Case ID: f-appx_105/html/0367-01.html
Source: Caselaw Access Project
Author: {"author": "WEIS, Circuit Judge.", "license": "Public Domain", "url": "https://static.case.law/"}
Date Created: 2024-08-24T03:29:51.129683

James L. MARTIN, et al. Appellants, v. Samuel L. KLINE, et al.
    No. 03-4408.
    United States Court of Appeals, Third Circuit.
    Submitted Under Third Circuit L.A.R. 34.1(a) July 16, 2004.
    Decided July 19, 2004.
    
      Donald A. Bailey, Bailey Stretton & Ostrowski, Harrisburg, PA, for Appellants.
    David M. Donaldson, Supreme Court of Pennsylvania, Philadelphia, PA, Adrienne C. Snelling, Sullivan, Sullivan & Snelling, Lebanon, PA, for Appellees.
    Before SLOVITER, BARRY, and WEIS, Circuit Judges.
   OPINION

WEIS, Circuit Judge.

From the parties’ briefs and appendix, notable for their lack of specific information, we glean the following. Plaintiffs were litigants in an Orphan’s Court proceeding of some nature in the Court of Common Pleas of Lebanon County, Pennsylvania. Defendant, Judge Kline, presided. Apparently, after a hearing concluded, plaintiffs called alleged errors in the transcript to the attention of Judge Kline and defendant Lisa M. Martel, the court reporter.

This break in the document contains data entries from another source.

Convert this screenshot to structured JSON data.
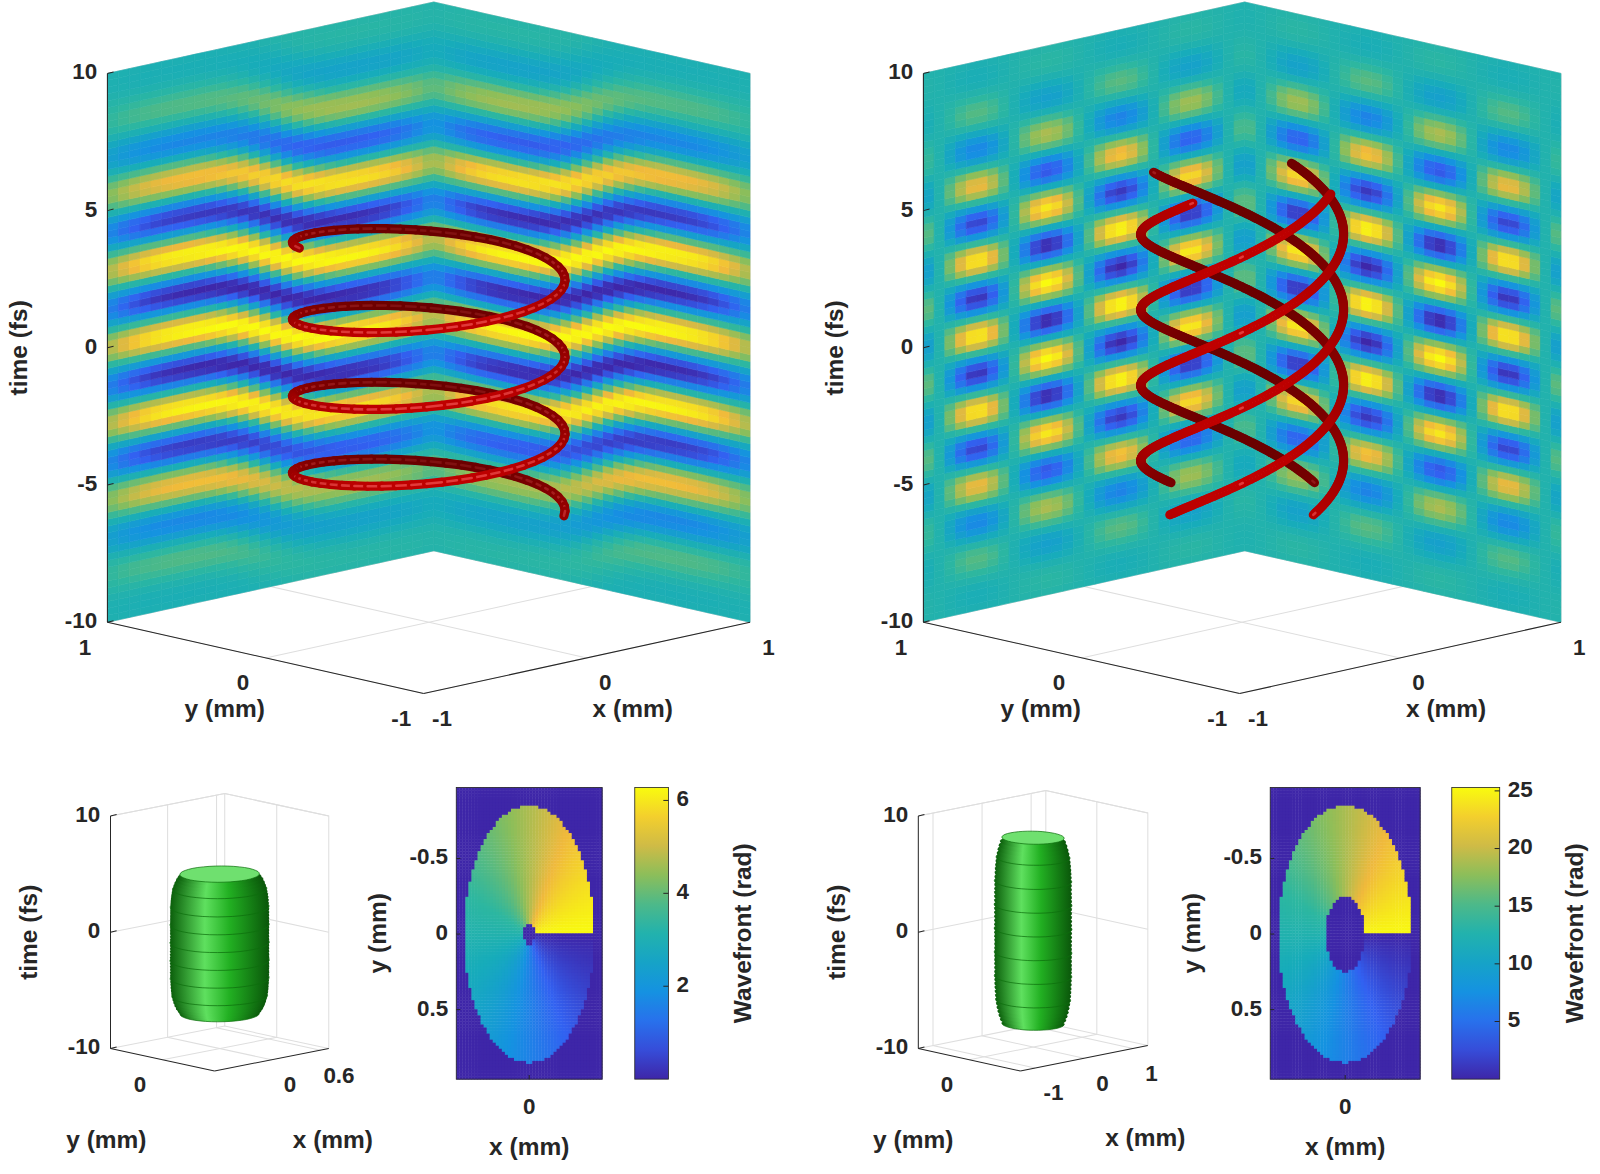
{
  "chart_data": [
    {
      "type": "helix_isosurface",
      "zlabel": "time (fs)",
      "ylabel": "y (mm)",
      "xlabel": "x (mm)",
      "zlim": [
        -10,
        10
      ],
      "zticks": [
        -10,
        -5,
        0,
        5,
        10
      ],
      "ylim": [
        -1,
        1
      ],
      "yticks": [
        -1,
        0,
        1
      ],
      "xlim": [
        -1,
        1
      ],
      "xticks": [
        -1,
        0,
        1
      ],
      "color": "#c00000",
      "strands": 1,
      "radius": 0.6,
      "pitch": 2.8,
      "time_range": [
        -6,
        4
      ]
    },
    {
      "type": "helix_isosurface",
      "zlabel": "time (fs)",
      "ylabel": "y (mm)",
      "xlabel": "x (mm)",
      "zlim": [
        -10,
        10
      ],
      "zticks": [
        -10,
        -5,
        0,
        5,
        10
      ],
      "ylim": [
        -1,
        1
      ],
      "yticks": [
        -1,
        0,
        1
      ],
      "xlim": [
        -1,
        1
      ],
      "xticks": [
        -1,
        0,
        1
      ],
      "color": "#c00000",
      "strands": 4,
      "radius": 0.45,
      "pitch": 11,
      "time_range": [
        -5.5,
        6
      ]
    },
    {
      "type": "isosurface_3d",
      "zlabel": "time (fs)",
      "ylabel": "y (mm)",
      "xlabel": "x (mm)",
      "zlim": [
        -10,
        10
      ],
      "zticks": [
        -10,
        0,
        10
      ],
      "ylim": [
        -0.7,
        0.7
      ],
      "yticks": [
        0
      ],
      "xlim": [
        -0.7,
        0.7
      ],
      "xticks": [
        0,
        0.6
      ],
      "color": "#22b022",
      "radius": 0.45,
      "time_range": [
        -7,
        5
      ]
    },
    {
      "type": "heatmap",
      "xlabel": "x (mm)",
      "ylabel": "y (mm)",
      "xlim": [
        -0.95,
        0.95
      ],
      "xticks": [
        0
      ],
      "ylim": [
        -0.97,
        0.96
      ],
      "yticks": [
        -0.5,
        0,
        0.5
      ],
      "colorbar": {
        "label": "Wavefront (rad)",
        "range": [
          0,
          6.28
        ],
        "ticks": [
          2,
          4,
          6
        ]
      },
      "charge": 1,
      "inner_radius": 0.07,
      "outer_radius": 0.85
    },
    {
      "type": "isosurface_3d",
      "zlabel": "time (fs)",
      "ylabel": "y (mm)",
      "xlabel": "x (mm)",
      "zlim": [
        -10,
        10
      ],
      "zticks": [
        -10,
        0,
        10
      ],
      "ylim": [
        -1,
        1
      ],
      "yticks": [
        0
      ],
      "xlim": [
        -1.3,
        1.3
      ],
      "xticks": [
        -1,
        0,
        1
      ],
      "color": "#22b022",
      "radius": 0.55,
      "time_range": [
        -8,
        8
      ]
    },
    {
      "type": "heatmap",
      "xlabel": "x (mm)",
      "ylabel": "y (mm)",
      "xlim": [
        -0.95,
        0.95
      ],
      "xticks": [
        0
      ],
      "ylim": [
        -0.97,
        0.96
      ],
      "yticks": [
        -0.5,
        0,
        0.5
      ],
      "colorbar": {
        "label": "Wavefront (rad)",
        "range": [
          0,
          25.3
        ],
        "ticks": [
          5,
          10,
          15,
          20,
          25
        ]
      },
      "charge": 4,
      "inner_radius": 0.25,
      "outer_radius": 0.85
    }
  ]
}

Plaintiffs contend that their objections to the transcript were denied by the judge and defendant Martel. Plaintiffs took an appeal from the ruling at the hearing (whatever it was) to the Superior Court of Pennsylvania, which decided in favor of plaintiffs on the merits. As part of their appeal, plaintiffs apparently cited the refusal of Judge Kline to correct the transcript. We do not know from the material presented whether the Superior Court ruled on that contention or even discussed it.

Plaintiffs filed suit in the District Court for the Middle District of Pennsylvania, claiming that Defendants had violated their First Amendment rights by their mishandling of the court transcript. Plaintiffs asserted that the Orphan’s Court matter was inactive for two years before arguments were heard in the District Court in the case now before us. The District Court concluded that it lacked subject matter jurisdiction based on the Rooker-Feldman doctrine, Rooker v. Fidelity Trust Co., 263 U.S. 413, 44 S.Ct. 149, 68 L.Ed. 362 (1923); District of Columbia Court of Appeals v. Feldman, 460 U.S. 462, 103 S.Ct. 1303, 75 L.Ed.2d 206 (1983), and dismissed the case.

We conclude that Rooker-Feldman is not applicable here because the relief plaintiffs seek could not affect the favorable judgment that they obtained from the Superior Court. See Parkview Assoc. P’ship v. City of Lebanon, 225 F.3d 321, 325-326 (3d Cir.2000). The suit filed against the judge and the court reporter does not, so far as we can determine, require any alteration of the state court judgment. Rather, the complaint sets out an independent action seeking judgment against the defendants for “fees, costs, attorney’s fees, emotional distress and such other relief as the court deems appropriate,” and does not seek modification of the Superior Court’s ruling.

We conclude, nonetheless, that judgment must be entered for the defendants. As the District Court noted in footnote 14 of its opinion, the defendants would be entitled to judgment based on judicial immunity in the instance of Judge Kline, and quasi-judicial immunity with respect to the court reporter, Lisa M. Martel. See Gallas v. Supreme Court of Pennsylvania, 211 F.3d 760, 769 (3d Cir.2000); Marcedes v. Barrett, 453 F.3d 391 (3d Cir.1971).

The claims that plaintiffs present in this suit may more suitably be presented to the Pennsylvania judicial disciplinary system.

Accordingly, the order of dismissal will be vacated and judgment will be entered in favor of defendants.